Entre Hyèvre-Paroisse et Deluz, l'incrustation du Doubs dans le faisceau bisontin rend par endroits le relief presque montagneux, avec des crêts, des monts et des cluses. Au sud de Baume-les-Dames, la Côte d'Aucroix et la Roche de Châtard dominent la vallée du Doubs d'une centaine de mètres. Ces escarpements, constitués des calcaires fissurés du Bajocien, sont très souvent ombragés du fait de leur exposition nord à nord-ouest. Le beau linéaire de falaise et les pentes forestières abruptes confèrent à ce site un grand intérêt paysager et écologique.

Les parois présentent toujours un fort intérêt patrimonial en raison de leur nature primaire et de leur fonction de refuge pour de nombreuses espèces très spécialisées, adaptées à la rudesse des conditions régnant dans de tels milieux. Ces végétaux investissent les anfractuosités, où est parvenue à s'accumuler de la terre fine, à l'instar de la primevère oreille d'ours. Cette espèce, protégée en France, n'est connue en Franche-Comté que de deux autres stations en dehors de la Roche de Châtard. Les fissures les plus ensoleillées abritent également ici l'hornungie des pierres, une plante méditerranéenne protégée en Franche-Comté.
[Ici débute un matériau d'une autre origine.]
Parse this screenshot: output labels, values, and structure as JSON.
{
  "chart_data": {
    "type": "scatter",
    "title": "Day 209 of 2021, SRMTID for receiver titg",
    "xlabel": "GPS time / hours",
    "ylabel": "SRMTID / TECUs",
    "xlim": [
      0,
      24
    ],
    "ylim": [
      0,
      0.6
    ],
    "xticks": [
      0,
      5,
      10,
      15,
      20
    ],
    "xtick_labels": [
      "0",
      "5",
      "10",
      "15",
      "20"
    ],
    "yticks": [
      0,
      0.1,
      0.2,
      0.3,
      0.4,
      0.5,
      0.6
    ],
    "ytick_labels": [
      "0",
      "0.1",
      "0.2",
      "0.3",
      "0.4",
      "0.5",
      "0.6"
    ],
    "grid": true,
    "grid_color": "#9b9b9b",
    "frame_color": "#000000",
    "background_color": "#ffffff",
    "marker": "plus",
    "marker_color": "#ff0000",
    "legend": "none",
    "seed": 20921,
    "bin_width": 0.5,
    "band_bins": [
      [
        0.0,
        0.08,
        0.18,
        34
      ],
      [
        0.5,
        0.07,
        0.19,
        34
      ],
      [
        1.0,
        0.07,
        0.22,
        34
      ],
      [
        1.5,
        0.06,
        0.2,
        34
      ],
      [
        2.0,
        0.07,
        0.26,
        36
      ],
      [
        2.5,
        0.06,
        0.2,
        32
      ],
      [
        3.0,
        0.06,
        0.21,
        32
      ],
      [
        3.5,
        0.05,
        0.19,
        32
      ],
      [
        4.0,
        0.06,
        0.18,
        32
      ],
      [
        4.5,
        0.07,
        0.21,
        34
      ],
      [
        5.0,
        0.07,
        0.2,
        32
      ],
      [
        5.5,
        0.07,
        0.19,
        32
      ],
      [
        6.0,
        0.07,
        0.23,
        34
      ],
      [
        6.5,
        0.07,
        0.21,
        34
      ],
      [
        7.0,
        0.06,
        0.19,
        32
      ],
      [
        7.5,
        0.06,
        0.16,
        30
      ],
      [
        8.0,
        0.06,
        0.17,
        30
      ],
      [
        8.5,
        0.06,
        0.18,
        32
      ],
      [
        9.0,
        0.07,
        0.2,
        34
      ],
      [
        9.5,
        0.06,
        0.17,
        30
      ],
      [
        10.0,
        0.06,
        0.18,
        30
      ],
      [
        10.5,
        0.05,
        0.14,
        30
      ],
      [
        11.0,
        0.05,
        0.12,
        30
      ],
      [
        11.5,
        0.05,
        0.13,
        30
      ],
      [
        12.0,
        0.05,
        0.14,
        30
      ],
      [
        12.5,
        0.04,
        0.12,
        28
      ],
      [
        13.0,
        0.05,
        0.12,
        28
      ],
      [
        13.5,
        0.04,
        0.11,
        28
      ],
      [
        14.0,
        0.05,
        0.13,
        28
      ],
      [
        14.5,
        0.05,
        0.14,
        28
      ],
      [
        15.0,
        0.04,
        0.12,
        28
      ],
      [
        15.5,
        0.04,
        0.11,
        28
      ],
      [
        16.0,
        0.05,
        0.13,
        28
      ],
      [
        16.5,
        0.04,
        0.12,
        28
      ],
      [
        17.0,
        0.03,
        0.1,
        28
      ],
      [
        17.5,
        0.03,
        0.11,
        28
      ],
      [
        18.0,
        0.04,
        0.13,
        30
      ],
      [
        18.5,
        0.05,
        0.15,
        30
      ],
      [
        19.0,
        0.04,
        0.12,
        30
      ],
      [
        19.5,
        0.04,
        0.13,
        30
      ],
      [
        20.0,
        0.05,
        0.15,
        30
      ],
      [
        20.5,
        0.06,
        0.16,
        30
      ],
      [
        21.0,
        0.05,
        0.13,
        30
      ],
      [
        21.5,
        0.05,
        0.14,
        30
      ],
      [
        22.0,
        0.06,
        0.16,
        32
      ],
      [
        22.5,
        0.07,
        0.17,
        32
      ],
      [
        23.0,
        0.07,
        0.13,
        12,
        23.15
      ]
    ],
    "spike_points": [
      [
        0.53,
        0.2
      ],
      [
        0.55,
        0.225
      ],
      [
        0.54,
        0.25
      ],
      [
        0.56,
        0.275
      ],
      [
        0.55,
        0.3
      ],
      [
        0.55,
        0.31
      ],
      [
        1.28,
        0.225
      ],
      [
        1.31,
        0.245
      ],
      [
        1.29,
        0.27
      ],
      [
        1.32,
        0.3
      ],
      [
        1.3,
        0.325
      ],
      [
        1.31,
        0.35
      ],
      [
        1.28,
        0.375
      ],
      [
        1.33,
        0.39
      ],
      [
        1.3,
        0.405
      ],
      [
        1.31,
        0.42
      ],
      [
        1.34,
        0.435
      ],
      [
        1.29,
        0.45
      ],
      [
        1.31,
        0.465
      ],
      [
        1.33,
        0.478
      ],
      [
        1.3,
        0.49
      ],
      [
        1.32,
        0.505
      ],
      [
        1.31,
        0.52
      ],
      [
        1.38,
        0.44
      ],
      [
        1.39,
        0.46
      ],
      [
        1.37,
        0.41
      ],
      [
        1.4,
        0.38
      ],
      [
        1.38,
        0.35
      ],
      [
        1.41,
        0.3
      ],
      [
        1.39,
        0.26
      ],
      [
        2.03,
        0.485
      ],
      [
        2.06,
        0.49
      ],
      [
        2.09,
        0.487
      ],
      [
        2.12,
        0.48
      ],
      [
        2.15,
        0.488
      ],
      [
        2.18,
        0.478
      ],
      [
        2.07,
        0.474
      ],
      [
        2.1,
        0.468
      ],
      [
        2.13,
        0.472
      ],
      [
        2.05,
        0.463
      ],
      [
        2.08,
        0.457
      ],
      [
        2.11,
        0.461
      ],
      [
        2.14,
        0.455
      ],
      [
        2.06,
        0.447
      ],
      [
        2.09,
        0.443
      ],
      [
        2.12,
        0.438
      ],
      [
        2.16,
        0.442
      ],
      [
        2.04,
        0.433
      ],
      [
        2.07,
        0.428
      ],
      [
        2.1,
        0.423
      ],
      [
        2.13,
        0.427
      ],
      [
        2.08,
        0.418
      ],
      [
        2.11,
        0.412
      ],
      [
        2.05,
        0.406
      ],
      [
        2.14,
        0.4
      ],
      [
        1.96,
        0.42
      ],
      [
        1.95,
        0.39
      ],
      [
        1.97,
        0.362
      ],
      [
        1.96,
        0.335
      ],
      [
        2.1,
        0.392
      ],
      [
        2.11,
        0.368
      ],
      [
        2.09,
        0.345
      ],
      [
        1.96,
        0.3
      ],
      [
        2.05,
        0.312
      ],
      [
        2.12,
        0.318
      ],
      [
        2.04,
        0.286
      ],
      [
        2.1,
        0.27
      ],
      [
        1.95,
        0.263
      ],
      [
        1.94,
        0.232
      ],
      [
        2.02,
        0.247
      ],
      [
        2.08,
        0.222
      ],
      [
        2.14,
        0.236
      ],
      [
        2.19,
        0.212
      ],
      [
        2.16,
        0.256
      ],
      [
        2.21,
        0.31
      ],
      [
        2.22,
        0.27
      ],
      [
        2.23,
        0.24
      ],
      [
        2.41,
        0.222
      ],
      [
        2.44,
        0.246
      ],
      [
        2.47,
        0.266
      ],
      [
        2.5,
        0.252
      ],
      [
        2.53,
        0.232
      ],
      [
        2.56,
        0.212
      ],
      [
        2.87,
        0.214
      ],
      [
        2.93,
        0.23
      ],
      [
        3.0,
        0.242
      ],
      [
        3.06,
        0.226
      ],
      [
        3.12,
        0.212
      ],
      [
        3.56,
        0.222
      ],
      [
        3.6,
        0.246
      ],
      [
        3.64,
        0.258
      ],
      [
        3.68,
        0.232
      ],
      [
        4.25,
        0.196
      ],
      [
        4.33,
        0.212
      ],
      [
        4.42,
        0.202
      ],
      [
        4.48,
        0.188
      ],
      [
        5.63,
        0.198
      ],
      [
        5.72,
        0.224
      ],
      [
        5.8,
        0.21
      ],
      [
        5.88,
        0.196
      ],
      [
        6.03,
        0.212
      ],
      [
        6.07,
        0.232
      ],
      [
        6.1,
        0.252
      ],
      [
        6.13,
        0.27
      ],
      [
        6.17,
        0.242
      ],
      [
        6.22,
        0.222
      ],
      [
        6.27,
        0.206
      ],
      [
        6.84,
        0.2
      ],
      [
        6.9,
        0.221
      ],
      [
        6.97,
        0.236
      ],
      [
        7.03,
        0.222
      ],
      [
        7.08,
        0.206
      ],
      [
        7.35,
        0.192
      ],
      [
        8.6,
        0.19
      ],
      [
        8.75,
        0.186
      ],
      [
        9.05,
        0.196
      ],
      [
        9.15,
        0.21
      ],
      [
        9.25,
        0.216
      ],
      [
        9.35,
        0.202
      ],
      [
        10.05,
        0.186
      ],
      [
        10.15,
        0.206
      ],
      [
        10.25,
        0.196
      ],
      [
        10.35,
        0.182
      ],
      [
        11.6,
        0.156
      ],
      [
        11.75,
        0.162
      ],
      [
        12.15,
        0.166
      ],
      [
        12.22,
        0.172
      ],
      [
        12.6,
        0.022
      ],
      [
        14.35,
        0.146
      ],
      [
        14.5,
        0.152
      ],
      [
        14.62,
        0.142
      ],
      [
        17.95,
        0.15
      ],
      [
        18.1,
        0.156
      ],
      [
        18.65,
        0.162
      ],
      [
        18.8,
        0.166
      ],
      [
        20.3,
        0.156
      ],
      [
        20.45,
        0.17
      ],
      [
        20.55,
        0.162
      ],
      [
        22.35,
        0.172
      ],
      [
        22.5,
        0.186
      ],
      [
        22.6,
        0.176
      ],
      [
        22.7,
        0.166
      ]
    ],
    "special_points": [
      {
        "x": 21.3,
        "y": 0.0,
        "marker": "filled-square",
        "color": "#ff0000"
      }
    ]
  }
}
Enfin, les nombreuses vires de la falaise fournissent au faucon pèlerin des sites de nidification privilégiés.

En surplomb, certaines corniches accueillent la pelouse xérophile à œillet de Grenoble et fétuque des rochers, avec son cortège d'espèces remarquables. Ce gazon ras côtoie parfois les communautés d'orpins des affleurements rocheux et les buissons épars d'une fruticée thermophile montagnarde à amélanchier et nerprun des Alpes. Au pied des falaises, des éboulis, anciennement exploités, sont le domaine d'une végétation originale adaptée à la mobilité du substrat, même si ces pierriers tendent à être stabilisés par le développement d'une fruticée à coudrier et par la colonisation de pins. Au sein de cet ensemble graveleux, certaines terrasses pentues offrent également des conditions favorables à la pelouse mésoxérophile à kœlérie et seslérie, un groupement montagnard, assez rare à cette altitude.

Le reste du site est couvert par la forêt, représentée essentiellement par la hêtraie-chênaie à aspérule odorante. Les futaies de la partie sommitale cèdent assez brutalement la place en bordure de corniche à des peuplements rabougris, composés de hêtres et d'alisiers blancs tortueux et plus rarement de chênes pubescents. Sur les pentes, une hêtraie thermocalcicole se substitue à la hêtraie neutrophile sur les stations les plus sèches de la Côte d'Aucroix, tandis que l'érablaie à scolopendre convoite les éboulis mobiles et ombragés de la face nord. Le polystic à soies, fougère protégée en Franche-Comté, peut y être observé. Outre leur intérêt communautaire, toutes ces formations constituent un refuge pour de nombreuses espèces. L'inaccessibilité des pentes les plus fortes favorise en effet la conservation d'arbres morts pour des communautés animales et végétales étroitement liées à cette ressource, beaucoup plus rare dans les forêts exploitées, et offre des zones de quiétude aux mammifères forestiers.

 

STATUT DE PROTECTION

La protection de la falaise est assurée par un arrêté préfectoral de protection de biotope qui garantit la tranquillité du faucon pèlerin en période de nidification. En outre, la présence d'une plante protégée nationalement par l'arrêté ministériel du 20.01.82, de trois plantes protégées régionalement par l'arrêté du 22.06.92, et de deux reptiles et de trois amphibiens protégés nationalement par l'arrêté ministériel du 19.11.07 assure indirectement la protection de cette zone puisque est interdit tout acte de destruction à l'encontre de ces espèces et de leur milieu.

 

OBJECTIFS DE PRÉSERVATION

La gestion conservatoire de ce site consiste à veiller au maintien des pelouses de corniche et à poursuivre une exploitation forestière respectueuse de la haute valeur patrimoniale des groupements en place. Notons que la spécificité de ces forêts plaide en faveur d'une gestion jardinatoire par bouquets ou pied à pied, voire même d'un abandon de l'exploitation pour les peuplements à faible potentialité.